Для Русского или Третьяковки такая выставка (около сотни работ) считалась бы маленькой. Для частной галереи в несколько залов она очень велика. Но, что гораздо важнее, она сильно трудозатратна. Тут нет хрестоматийных музейных полотен, но есть вещи, отвечающие за большинство жанров, техник и периодов. Портреты, пейзажи, жанровые сцены, виньетки, театральные афиши, иллюстрации; живопись, рисунок, гравюра, фарфор, книги; ранние домашние скетчи, мирискуснические вещи, натурные зарисовки, портреты эмигрантского периода, поздние сомовские иллюстрации («Манон Леско», 1927; «Дафнис и Хлоя», 1931), увесистый корпус мужских ню 1930‐х годов. Работы в большинстве своем небольшие, цвета, как водится у Сомова, приглушенные, карнавал пастельный, эротизм слишком галантный, чтобы быть эротизмом сегодня, пейзажи скромны, будто все сделаны на соседской даче, и только портреты, жесткие, не комплиментарные, холодные до ледяного, бьют наотмашь.
Особенность Сомова среди его современников остро ощущается, когда начинаешь читать их слова о нем. Тут все смешивается – и те, кто любит-обожает, и те, кто ненавидит, употребляют схожую лексику. Отец художника, хранитель Эрмитажа, коллекционер и тонкий знаток, ужасался опусам сына: «Что за фигуры урода с двухсаженными ногами и девочки с четырехсаженными, будто сидящие на лугу, а на самом деле лезущие вперед из картинной плоскости? Что это за луг, однообразно выкрашенный вблизи и вдали в яркую зеленую краску?» Уродов мы встретим и на восторженных страницах Бенуа, для которого его друг еще по гимназии Мая есть «настоящий, драгоценнейший алмаз». У Сомова, по Бенуа, «болезненность того же высокого качества, того же божественного начала, как болезненность некоторых экстатиков, пожалуй, даже и пророков. В их странной смеси уродливого и прекрасного, удивительного совершенства и странной немощи обнаруживается трагедия человеческой души…». Сотрудничавший с Сомовым и очень высоко его почитавший Михаил Кузмин за «пестротой маскарадных уродцев» видит «автоматичность любовных поз, мертвенность и жуткость любезных улыбок», «ужасное зеркало», «насмешку, отчаяние и опустошенный блеск», саму Смерть, наконец. Но и взбешенный проклятыми декадентами Стасов видит почти то же самое: «Противные куклы в громадных фижмах и париках, с уродливыми заостренными вниз лицами, раскоряченными ногами, с отвратительно жеманными позами и движениями, с намазанными лицами, с прескверно нарисованными глазами, ушами, носами и пальцами и с улыбками кадавров». Знаки плюс и минус тут разные, конечно, но попадание в нерв коллективного бессознательного эпохи оказывается идеальным. Вот это вот «„Красота страшна“ – Вам скажут…», это уродство в прекрасном, манерность игр со смертью и неверие в прекрасное будущее, впрочем, так же как и в беззаботное прошлое, поэтика тотального обмана, ускользание реальности – это Сомов Блока и Кузмина.

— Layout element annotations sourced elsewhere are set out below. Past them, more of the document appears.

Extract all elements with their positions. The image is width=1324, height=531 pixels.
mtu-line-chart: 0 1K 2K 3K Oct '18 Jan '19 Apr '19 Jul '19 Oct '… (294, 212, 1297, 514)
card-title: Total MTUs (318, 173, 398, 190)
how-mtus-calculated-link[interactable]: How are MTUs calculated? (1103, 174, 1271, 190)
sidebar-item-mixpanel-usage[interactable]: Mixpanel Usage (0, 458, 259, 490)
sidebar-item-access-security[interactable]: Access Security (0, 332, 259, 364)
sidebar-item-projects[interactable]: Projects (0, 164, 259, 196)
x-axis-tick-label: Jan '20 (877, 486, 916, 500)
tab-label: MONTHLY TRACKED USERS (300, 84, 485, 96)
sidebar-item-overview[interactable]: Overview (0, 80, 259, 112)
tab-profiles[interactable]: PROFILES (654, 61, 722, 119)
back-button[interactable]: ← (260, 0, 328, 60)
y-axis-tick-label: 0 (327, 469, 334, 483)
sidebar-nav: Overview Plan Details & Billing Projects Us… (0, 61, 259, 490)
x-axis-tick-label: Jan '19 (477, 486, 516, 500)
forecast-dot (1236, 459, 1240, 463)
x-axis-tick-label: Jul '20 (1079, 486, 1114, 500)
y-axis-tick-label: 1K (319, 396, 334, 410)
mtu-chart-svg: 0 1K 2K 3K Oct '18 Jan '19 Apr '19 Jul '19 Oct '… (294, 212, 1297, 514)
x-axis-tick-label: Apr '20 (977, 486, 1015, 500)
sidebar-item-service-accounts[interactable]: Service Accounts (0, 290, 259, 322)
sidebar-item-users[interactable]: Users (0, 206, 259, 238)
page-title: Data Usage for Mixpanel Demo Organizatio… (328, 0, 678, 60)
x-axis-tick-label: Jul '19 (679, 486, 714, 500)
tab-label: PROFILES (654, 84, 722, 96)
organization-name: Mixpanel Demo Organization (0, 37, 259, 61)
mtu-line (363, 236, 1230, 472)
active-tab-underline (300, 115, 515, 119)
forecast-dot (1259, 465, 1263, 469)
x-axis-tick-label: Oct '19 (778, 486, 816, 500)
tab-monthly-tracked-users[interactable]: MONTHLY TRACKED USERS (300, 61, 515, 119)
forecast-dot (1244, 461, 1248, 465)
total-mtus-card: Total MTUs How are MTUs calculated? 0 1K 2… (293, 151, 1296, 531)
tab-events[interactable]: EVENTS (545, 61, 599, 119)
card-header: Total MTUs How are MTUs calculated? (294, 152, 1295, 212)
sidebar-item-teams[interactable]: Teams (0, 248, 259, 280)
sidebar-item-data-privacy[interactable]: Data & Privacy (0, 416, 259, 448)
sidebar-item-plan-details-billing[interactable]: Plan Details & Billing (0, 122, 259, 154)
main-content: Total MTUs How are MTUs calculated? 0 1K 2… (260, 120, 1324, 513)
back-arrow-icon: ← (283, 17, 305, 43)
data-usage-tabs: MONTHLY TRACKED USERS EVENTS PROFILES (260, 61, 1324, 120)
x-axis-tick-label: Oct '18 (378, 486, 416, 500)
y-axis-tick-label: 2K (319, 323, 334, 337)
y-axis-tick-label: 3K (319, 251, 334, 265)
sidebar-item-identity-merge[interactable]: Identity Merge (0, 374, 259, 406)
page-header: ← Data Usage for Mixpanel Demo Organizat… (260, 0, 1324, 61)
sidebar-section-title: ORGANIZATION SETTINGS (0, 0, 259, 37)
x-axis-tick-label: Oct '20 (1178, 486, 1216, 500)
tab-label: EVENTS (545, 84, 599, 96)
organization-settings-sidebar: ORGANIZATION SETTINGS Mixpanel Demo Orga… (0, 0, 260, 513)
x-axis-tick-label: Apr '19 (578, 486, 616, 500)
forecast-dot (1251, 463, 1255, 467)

Фривольность галантных сцен и вообще XIX век сослужили Сомову дурную службу. В эмиграции заказчики требовали от него узнаваемого: «порядочная пошлость эти мои картины, но все хотят именно их»; «опять условие: XVIII век – так, верно, и умру я в XVIII веке!». На родине советское искусствознание запихнуло его в пассеисты так глубоко, что никто не захотел увидеть в нем одного из самых мрачных, самых отчаянных русскоязычных певцов Эроса и Танатоса в их неразрывной связи. Человек мал перед этими силами, художник мал и слаб. Современники видели это куда четче. Остроязыкая Нина Берберова оставила вылитую в граните формулу Сомова: «Тишайший, скромнейший в своих одиноких вкусах хрупкий художник». Мы не видим этого на больших, парадных и смешанных выставках «Мира искусства». А вот один на один с Сомовым – видим.